Kincai Media , JAKARTA -- Pernah mendapat tawaran angsuran emas di bank-bank syariah? Bagaimana sebanarnya norma angsuran emas menurut aliran Islam?
Anggota Dewan Syariah Nasional Majelis Ulama Indonesia (DSN-MUI) Ustaz Dr Oni Syahroni menjelaskan perihal norma angsuran tersebut.
Menurut dia, produk angsuran emas adalah akomodasi pembiayaan yang diberikan untuk membeli emas atau logam mulia dalam corak batangan yang diangsur setiap bulannya dengan janji jual-beli (murabahah). Produk angsuran emas tersebut diperkenankan, sebagaimana fatwa DSN MUI Nomor 77/DSN-MUI/VI/2010 tentang Jual-Beli Emas Secara Tidak Tunai.
Dia menjelaskan, jika emas tersebut dititipkan oleh pelanggan ke bank syariah, itu diperkenankan selama disepakati bahwa emasnya mempunyai bentuk (tidak fiktif) dan dimiliki---sekurang-kurangnya secara prinsip---oleh pihak penjual (bank) sebelum dijual kepada nasabah.
Memang, ada beberapa perbedaan argumentasi di kalangan para mahir fikih. Hal itu terutama berangkaian dengan sabda Ubadah bin ash- Shamit, yang meriwayatkan bahwa Nabi Muhammad SAW bersabda, "(Jual beli) emas dengan emas, perak dengan perak, gandum dengan gandum, syair dengan syair, kurma dengan kurma, dan garam dengan garam (dengan syarat) sama dan sejenis, serta secara tunai. Jika jenisnya berbeda, maka jual sekehendakmu jika dilakukan secara tunai" (HR Muslim).
Terkait pula dengan sabda dari Umar bin Khattab, yang meriwayatkan bahwa Rasulullah SAW bersabda, "(Jual beli) emas dengan perak adalah riba kecuali secara tunai" (HR Muslim).
Menurut Imam Malik dan Imam Syafi'i, emas yang dimaksud dalam sabda Ubadah tersebut adalah perangkat pembayaran, bukan komoditas (barang yang diperdagangkan). Jadi, emas baik sebagai logam mulia ataupun perhiasan bukan bagian dari emas yang dimaksud dalam sabda Ubadah. Sebab, emas ini dipandang sebagai komoditas.

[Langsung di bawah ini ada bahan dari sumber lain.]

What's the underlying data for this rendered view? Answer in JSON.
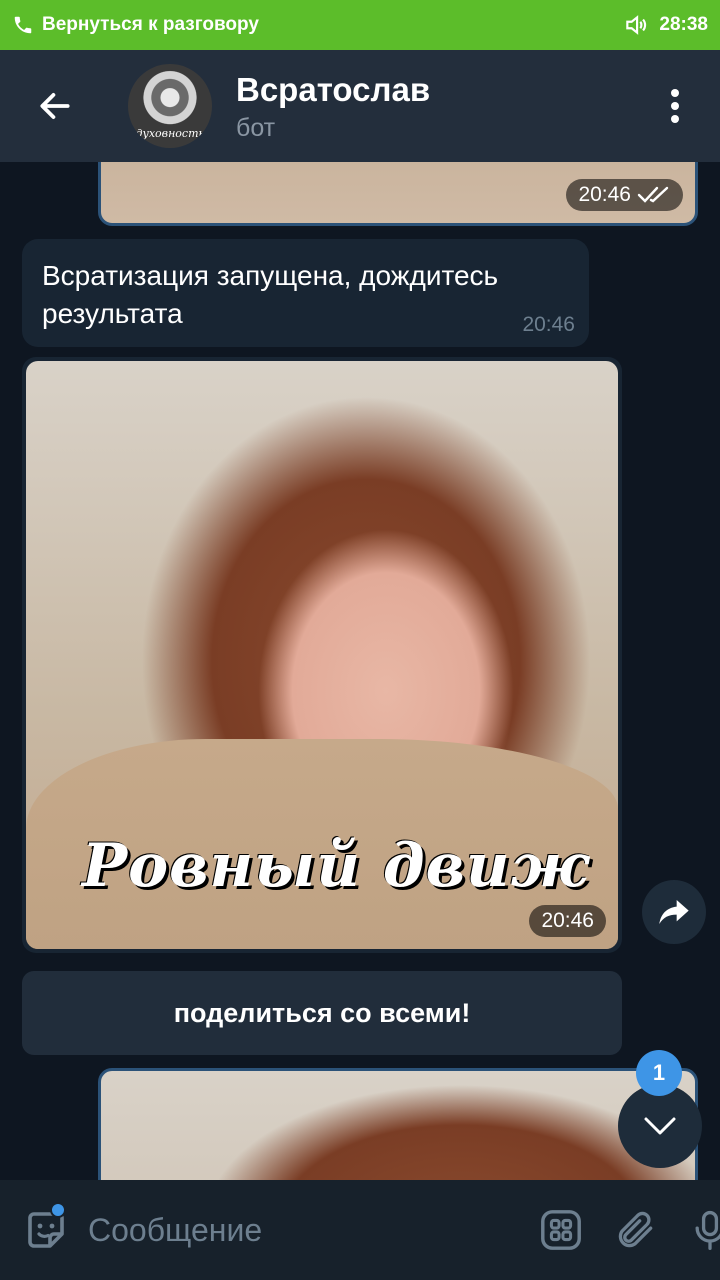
{
  "call_banner": {
    "label": "Вернуться к разговору",
    "time": "28:38"
  },
  "header": {
    "title": "Всратослав",
    "subtitle": "бот",
    "avatar_text": "духовность"
  },
  "messages": {
    "photo_out_top": {
      "time": "20:46",
      "status": "read"
    },
    "text_in": {
      "text": "Всратизация запущена, дождитесь результата",
      "time": "20:46"
    },
    "photo_in": {
      "caption": "Ровный движ",
      "time": "20:46"
    },
    "inline_button": {
      "label": "поделиться со всеми!"
    }
  },
  "scroll": {
    "unread_count": "1"
  },
  "input": {
    "placeholder": "Сообщение"
  },
  "icons": {
    "phone": "phone-icon",
    "sound": "speaker-icon",
    "back": "arrow-left-icon",
    "menu": "more-vertical-icon",
    "share": "share-arrow-icon",
    "scroll_down": "chevron-down-icon",
    "sticker": "sticker-icon",
    "commands": "bot-commands-icon",
    "attach": "paperclip-icon",
    "mic": "microphone-icon",
    "read": "double-check-icon"
  },
  "colors": {
    "banner": "#5cbd2a",
    "header": "#232e3c",
    "chat_bg": "#0e1621",
    "incoming_bubble": "#182533",
    "accent": "#3e95e6"
  }
}
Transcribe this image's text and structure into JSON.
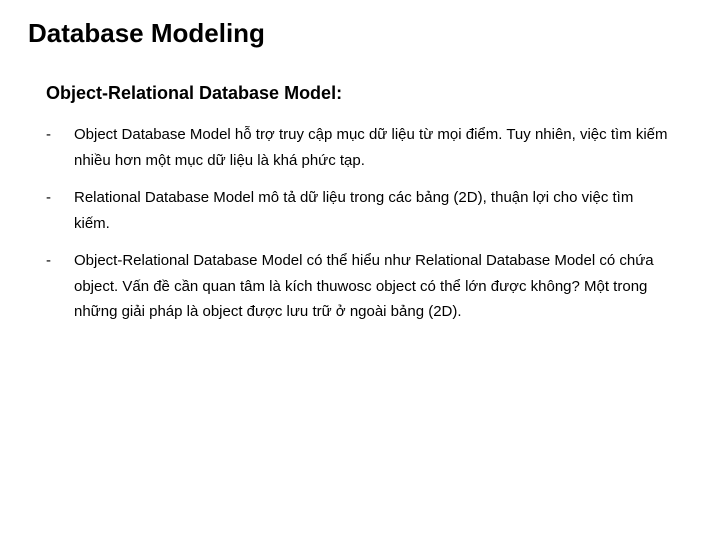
{
  "title": "Database Modeling",
  "subtitle": "Object-Relational Database Model:",
  "bullets": [
    "Object Database Model hỗ trợ truy cập mục dữ liệu từ mọi điểm. Tuy nhiên, việc tìm kiếm nhiều hơn một mục dữ liệu là khá phức tạp.",
    "Relational Database Model mô tả dữ liệu trong các bảng (2D), thuận lợi cho việc tìm kiếm.",
    "Object-Relational Database Model có thể hiểu như Relational Database Model có chứa object. Vấn đề cần quan tâm là kích thuwosc object có thể lớn được không? Một trong những giải pháp là object được lưu trữ ở ngoài bảng (2D)."
  ]
}
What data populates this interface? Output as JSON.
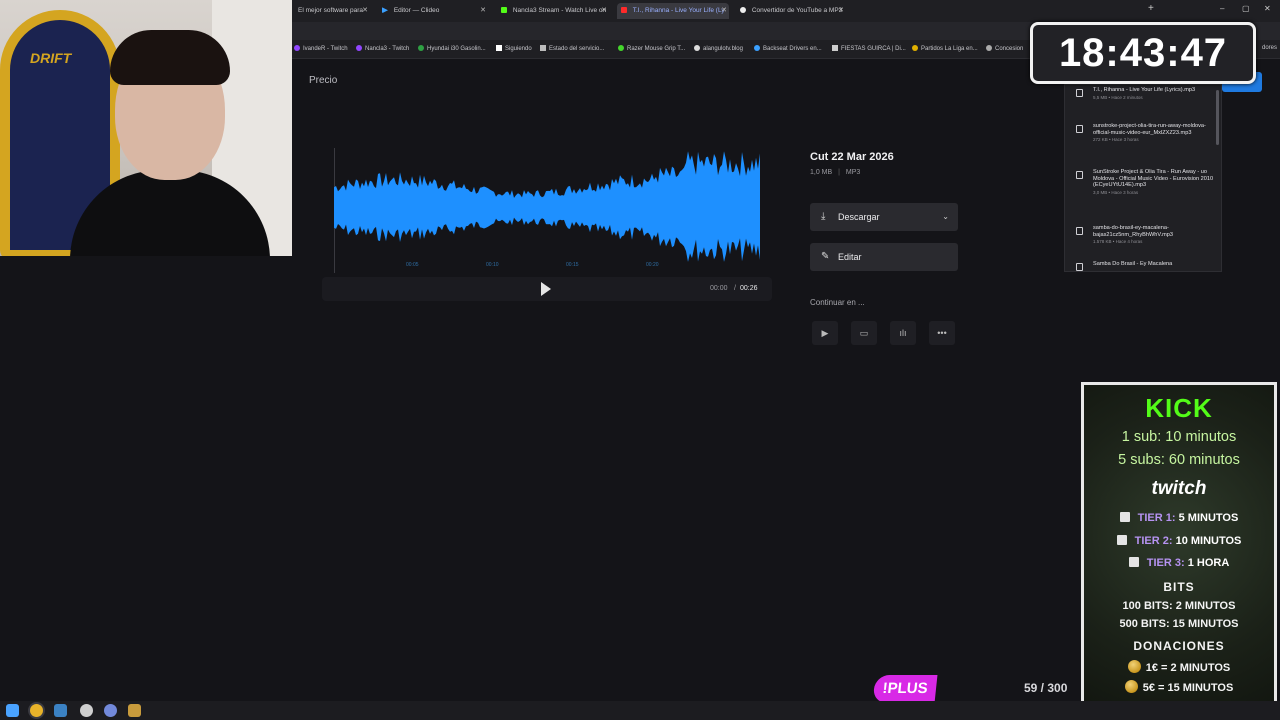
{
  "browser": {
    "tabs": [
      {
        "label": "El mejor software para",
        "fav": "#cccccc"
      },
      {
        "label": "Editor — Clideo",
        "fav": "#3aa0ff"
      },
      {
        "label": "Nancla3 Stream - Watch Live on",
        "fav": "#53fc18"
      },
      {
        "label": "T.I., Rihanna - Live Your Life (Ly",
        "fav": "#ff2a2a",
        "active": true
      },
      {
        "label": "Convertidor de YouTube a MP3",
        "fav": "#eeeeee"
      }
    ],
    "new_tab": "+",
    "window_controls": [
      "–",
      "▢",
      "✕"
    ],
    "bookmarks": [
      {
        "label": "IvandeR - Twitch",
        "color": "#9146ff"
      },
      {
        "label": "Nancla3 - Twitch",
        "color": "#9146ff"
      },
      {
        "label": "Hyundai i30 Gasolin...",
        "color": "#2ea043"
      },
      {
        "label": "Siguiendo",
        "color": "#ffffff"
      },
      {
        "label": "Estado del servicio...",
        "color": "#bbbbbb"
      },
      {
        "label": "Razer Mouse Grip T...",
        "color": "#44d62c"
      },
      {
        "label": "alangulotv.blog",
        "color": "#dddddd"
      },
      {
        "label": "Backseat Drivers en...",
        "color": "#3aa0ff"
      },
      {
        "label": "FIESTAS GUIRCA | Di...",
        "color": "#cccccc"
      },
      {
        "label": "Partidos La Liga en...",
        "color": "#e0b000"
      },
      {
        "label": "Concesion",
        "color": "#aaaaaa"
      }
    ],
    "bookmarks_tail": "dores"
  },
  "webcam": {
    "chair_label": "DRIFT"
  },
  "page": {
    "section_title": "Precio",
    "file_title": "Cut 22 Mar 2026",
    "file_size": "1,0 MB",
    "file_format": "MP3",
    "download_label": "Descargar",
    "edit_label": "Editar",
    "continue_label": "Continuar en ...",
    "time_current": "00:00",
    "time_separator": "/",
    "time_total": "00:26",
    "wave_ticks": [
      "00:05",
      "00:10",
      "00:15",
      "00:20"
    ],
    "wave_color": "#1e90ff"
  },
  "downloads": [
    {
      "name": "T.I., Rihanna - Live Your Life (Lyrics).mp3",
      "sub": "5,5 MB • Hace 2 minutos"
    },
    {
      "name": "sunstroke-project-olia-tira-run-away-moldova-official-music-video-eur_MxlZXZ23.mp3",
      "sub": "272 KB • Hace 3 horas"
    },
    {
      "name": "SunStroke Project & Olia Tira - Run Away - uo Moldova - Official Music Video - Eurovision 2010 (ECyeUYtU14E).mp3",
      "sub": "3,0 MB • Hace 3 horas"
    },
    {
      "name": "samba-do-brasil-ey-macalena-bajas21cz5nm_RhyBhWhV.mp3",
      "sub": "1.578 KB • Hace 4 horas"
    },
    {
      "name": "Samba Do Brasil - Ey Macalena",
      "sub": ""
    }
  ],
  "clock": "18:43:47",
  "subathon": {
    "kick_title": "KICK",
    "kick_lines": [
      "1 sub: 10 minutos",
      "5 subs: 60 minutos"
    ],
    "twitch_title": "twitch",
    "tiers": [
      {
        "tier": "TIER 1:",
        "value": "5 MINUTOS"
      },
      {
        "tier": "TIER 2:",
        "value": "10 MINUTOS"
      },
      {
        "tier": "TIER 3:",
        "value": "1 HORA"
      }
    ],
    "bits_title": "BITS",
    "bits_lines": [
      "100 BITS: 2 MINUTOS",
      "500 BITS: 15 MINUTOS"
    ],
    "donations_title": "DONACIONES",
    "donation_lines": [
      "1€ = 2 MINUTOS",
      "5€ = 15 MINUTOS"
    ]
  },
  "overlay": {
    "plus_label": "!PLUS",
    "progress_text": "59 / 300",
    "progress_value": 59,
    "progress_max": 300
  },
  "taskbar": {
    "icons": [
      {
        "name": "windows-start-icon",
        "color": "#4aa3ff"
      },
      {
        "name": "chrome-icon",
        "color": "#e8b32a"
      },
      {
        "name": "steam-icon",
        "color": "#3b82c4"
      },
      {
        "name": "obs-icon",
        "color": "#cfcfcf"
      },
      {
        "name": "discord-icon",
        "color": "#7289da"
      },
      {
        "name": "league-icon",
        "color": "#c89b3c"
      }
    ]
  }
}
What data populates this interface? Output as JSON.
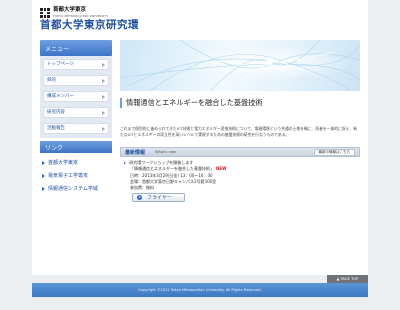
{
  "header": {
    "logo_jp": "首都大学東京",
    "logo_en": "TOKYO METROPOLITAN UNIVERSITY",
    "site_title": "首都大学東京研究環"
  },
  "sidebar": {
    "menu_title": "メニュー",
    "menu_items": [
      {
        "label": "トップページ"
      },
      {
        "label": "目的"
      },
      {
        "label": "構成メンバー"
      },
      {
        "label": "研究内容"
      },
      {
        "label": "活動報告"
      }
    ],
    "links_title": "リンク",
    "links": [
      {
        "label": "首都大学東京"
      },
      {
        "label": "電気電子工学専攻"
      },
      {
        "label": "情報通信システム学域"
      }
    ]
  },
  "main": {
    "heading": "情報通信とエネルギーを融合した基盤技術",
    "paragraph": "これまで個別的に進められてきたICT技術と電力エネルギー変換技術について、電磁環境という共通の土俵を軸に、両者を一体的に捉え、新たなICTとエネルギーの両立性を高いレベルで実現するための基盤技術の研究を行なうものである。"
  },
  "news": {
    "title": "最新情報",
    "subtitle": "What's new",
    "more_label": "最新の情報はこちら",
    "lines": [
      {
        "text": "研究環ワークショップを開催します"
      },
      {
        "text": "「情報通信とエネルギーを融合した基盤技術」",
        "badge": "NEW"
      },
      {
        "text": "日時：2013年3月29日(金) 13：00〜16：30"
      },
      {
        "text": "会場：首都大学東京日野キャンパス2号館300室"
      },
      {
        "text": "参加費：無料"
      }
    ],
    "flyer_label": "フライヤー"
  },
  "footer": {
    "pagetop": "▲ PAGE TOP",
    "copyright": "Copyright ©2012 Tokyo Metropolitan University. All Rights Reserved."
  },
  "colors": {
    "brand_blue": "#1f4e9a",
    "menu_gradient_top": "#6e9ee0",
    "menu_gradient_bottom": "#3d74c7",
    "new_badge": "#d21b1b"
  }
}
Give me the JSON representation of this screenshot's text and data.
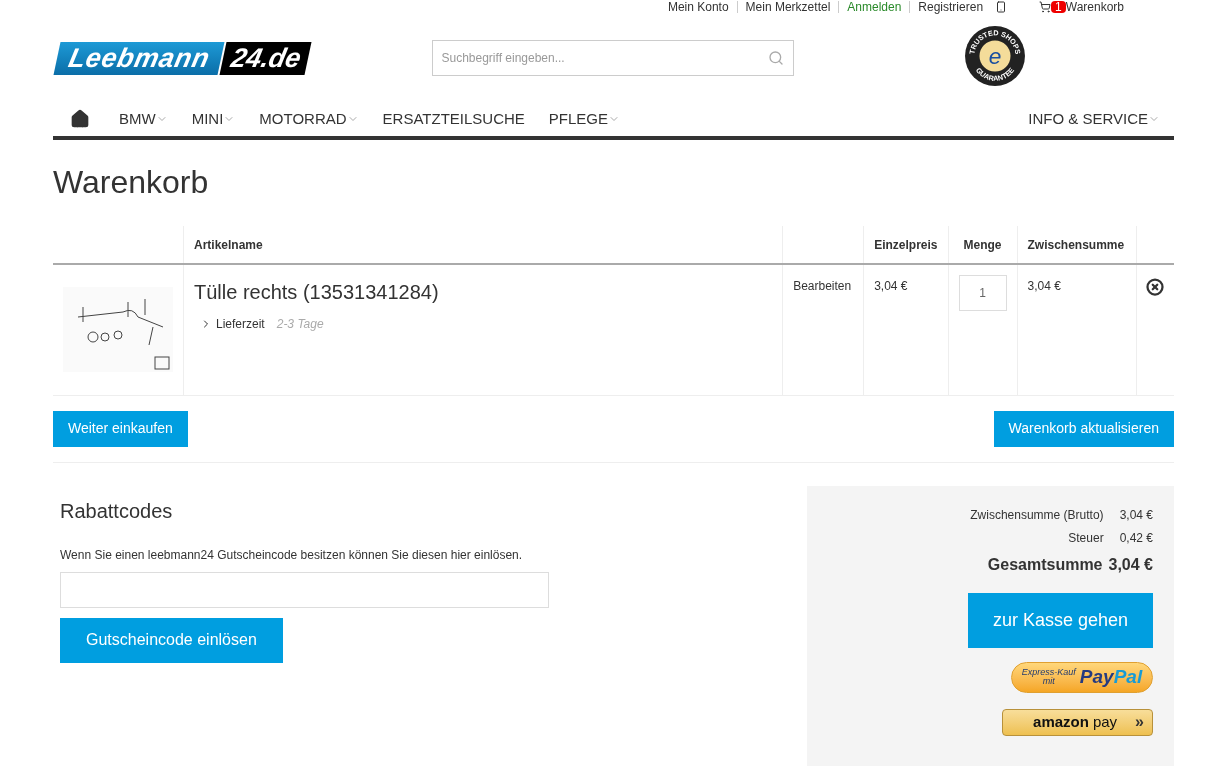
{
  "top_links": [
    "Mein Konto",
    "Mein Merkzettel",
    "Anmelden",
    "Registrieren"
  ],
  "cart_link": {
    "count": "1",
    "label": "Warenkorb"
  },
  "logo": {
    "name": "Leebmann",
    "domain": "24.de"
  },
  "search": {
    "placeholder": "Suchbegriff eingeben..."
  },
  "trust_badge": {
    "top": "TRUSTED SHOPS",
    "bottom": "GUARANTEE",
    "letter": "e"
  },
  "nav": {
    "left": [
      {
        "label": "BMW",
        "dropdown": true
      },
      {
        "label": "MINI",
        "dropdown": true
      },
      {
        "label": "MOTORRAD",
        "dropdown": true
      },
      {
        "label": "ERSATZTEILSUCHE",
        "dropdown": false
      },
      {
        "label": "PFLEGE",
        "dropdown": true
      }
    ],
    "right": [
      {
        "label": "INFO & SERVICE",
        "dropdown": true
      }
    ]
  },
  "page_title": "Warenkorb",
  "table": {
    "columns": [
      "Artikelname",
      "Einzelpreis",
      "Menge",
      "Zwischensumme"
    ],
    "rows": [
      {
        "name": "Tülle rechts (13531341284)",
        "delivery_label": "Lieferzeit",
        "delivery_value": "2-3 Tage",
        "edit": "Bearbeiten",
        "price": "3,04 €",
        "quantity": "1",
        "subtotal": "3,04 €"
      }
    ]
  },
  "continue_button": "Weiter einkaufen",
  "update_button": "Warenkorb aktualisieren",
  "coupon": {
    "title": "Rabattcodes",
    "text": "Wenn Sie einen leebmann24 Gutscheincode besitzen können Sie diesen hier einlösen.",
    "button": "Gutscheincode einlösen"
  },
  "summary": {
    "lines": [
      {
        "label": "Zwischensumme (Brutto)",
        "value": "3,04 €",
        "kind": "normal"
      },
      {
        "label": "Steuer",
        "value": "0,42 €",
        "kind": "normal"
      },
      {
        "label": "Gesamtsumme",
        "value": "3,04 €",
        "kind": "total"
      }
    ],
    "checkout": "zur Kasse gehen",
    "paypal": {
      "line1": "Express-Kauf",
      "line2": "mit",
      "brand1": "Pay",
      "brand2": "Pal"
    },
    "amazon": {
      "brand": "amazon",
      "pay": "pay",
      "arrow": "»"
    }
  }
}
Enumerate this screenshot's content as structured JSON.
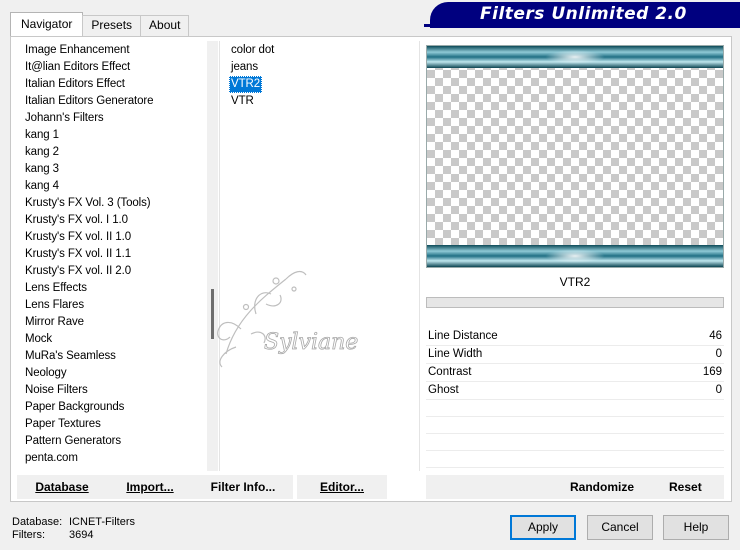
{
  "window": {
    "title": "Filters Unlimited 2.0"
  },
  "tabs": [
    {
      "label": "Navigator",
      "active": true
    },
    {
      "label": "Presets",
      "active": false
    },
    {
      "label": "About",
      "active": false
    }
  ],
  "categories": [
    "Image Enhancement",
    "It@lian Editors Effect",
    "Italian Editors Effect",
    "Italian Editors Generatore",
    "Johann's Filters",
    "kang 1",
    "kang 2",
    "kang 3",
    "kang 4",
    "Krusty's FX Vol. 3 (Tools)",
    "Krusty's FX vol. I 1.0",
    "Krusty's FX vol. II 1.0",
    "Krusty's FX vol. II 1.1",
    "Krusty's FX vol. II 2.0",
    "Lens Effects",
    "Lens Flares",
    "Mirror Rave",
    "Mock",
    "MuRa's Seamless",
    "Neology",
    "Noise Filters",
    "Paper Backgrounds",
    "Paper Textures",
    "Pattern Generators",
    "penta.com"
  ],
  "filters": [
    {
      "label": "color dot",
      "selected": false
    },
    {
      "label": "jeans",
      "selected": false
    },
    {
      "label": "VTR2",
      "selected": true
    },
    {
      "label": "VTR",
      "selected": false
    }
  ],
  "preview": {
    "filter_name": "VTR2"
  },
  "watermark": {
    "text": "Sylviane"
  },
  "parameters": [
    {
      "label": "Line Distance",
      "value": "46"
    },
    {
      "label": "Line Width",
      "value": "0"
    },
    {
      "label": "Contrast",
      "value": "169"
    },
    {
      "label": "Ghost",
      "value": "0"
    }
  ],
  "toolbar": {
    "database": "Database",
    "import": "Import...",
    "filter_info": "Filter Info...",
    "editor": "Editor...",
    "randomize": "Randomize",
    "reset": "Reset"
  },
  "footer": {
    "database_label": "Database:",
    "database_value": "ICNET-Filters",
    "filters_label": "Filters:",
    "filters_value": "3694",
    "apply": "Apply",
    "cancel": "Cancel",
    "help": "Help"
  },
  "colors": {
    "banner": "#00007f",
    "selection": "#0078d7"
  }
}
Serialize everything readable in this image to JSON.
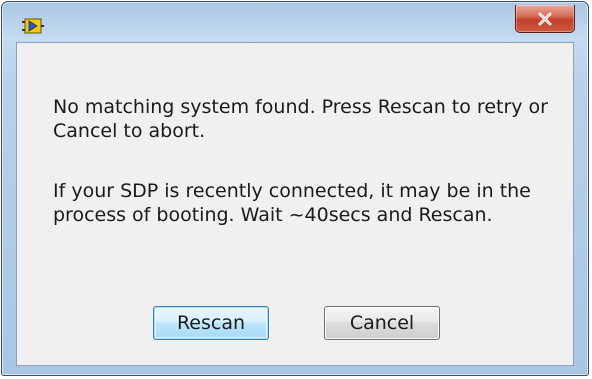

Menurut Imam Malik dan Imam Syafi'i, illat emas dalam sabda Ubadah tersebut adalah keberadaannya sebagai perangkat tukar alias perangkat pembayaran (atsman li al-asy-ya'). Dengan demikian, pertukaran antara mata duit dan emas, sebagaimana dijalankan pada produk angsuran emas di bank-bank syariah kini, tidak diharuskan secara tunai, tetapi boleh tidak tunai. Ia pun tidak termasuk riba jual beli (riba nasa') lantaran adanya pertemuan (tukar menukar) antara duit dan barang.
Kedua, tradisi (urf) masyarakat dan otoritas yang menyimpulkan bahwa emas adalah komoditas, bukan perangkat pembayaran. Ini sebagaimana kaidah, "Sesuatu yang menjadi kebiasaan dihukumi sama dengan sesuatu yang dipersyaratkan" (Al-Asybah wan-Nazhair, as-Suyuthi, 92).
Alat pembayaran (uang) kudu diterbitkan oleh otoritas dan menjadi perangkat tukar dalam sirkulasi peralatan dan jasa. Kedua karakter tersebut---diterbitkan otoritas dan jadi perangkat tukar---tidak tersedia dalam emas yang saat ini. Kini, emas menjadi komoditas.
Sulaiman Mani' berkata, "Uang adalah sesuatu yang dijadikan nilai oleh masyarakat, baik terdiri atas logam alias kertas yang dicetak maupun dari bahan lainnya yang diterbitkan oleh lembaga finansial pemegang otoritas" (Buhuts fi al- Iqtishad al-Islami).
Adapun di Indonesia, arti duit disebut oleh Bank Indonesia. "Bahwa duit adalah suatu barang yang pada dasarnya dapat berfaedah sebagai perangkat tukar, perangkat penyimpan nilai, satuan hitung, dan ukuran pembayaran yang tertunda. Uang kartal adalah duit kertas dan duit logam yang beredar di masyarakat yang dikeluarkan dan diedarkan oleh Bank Indonesia yang berfaedah sebagai otoritas moneter" (Bank Indonesia, Uang, Jakarta, 2002).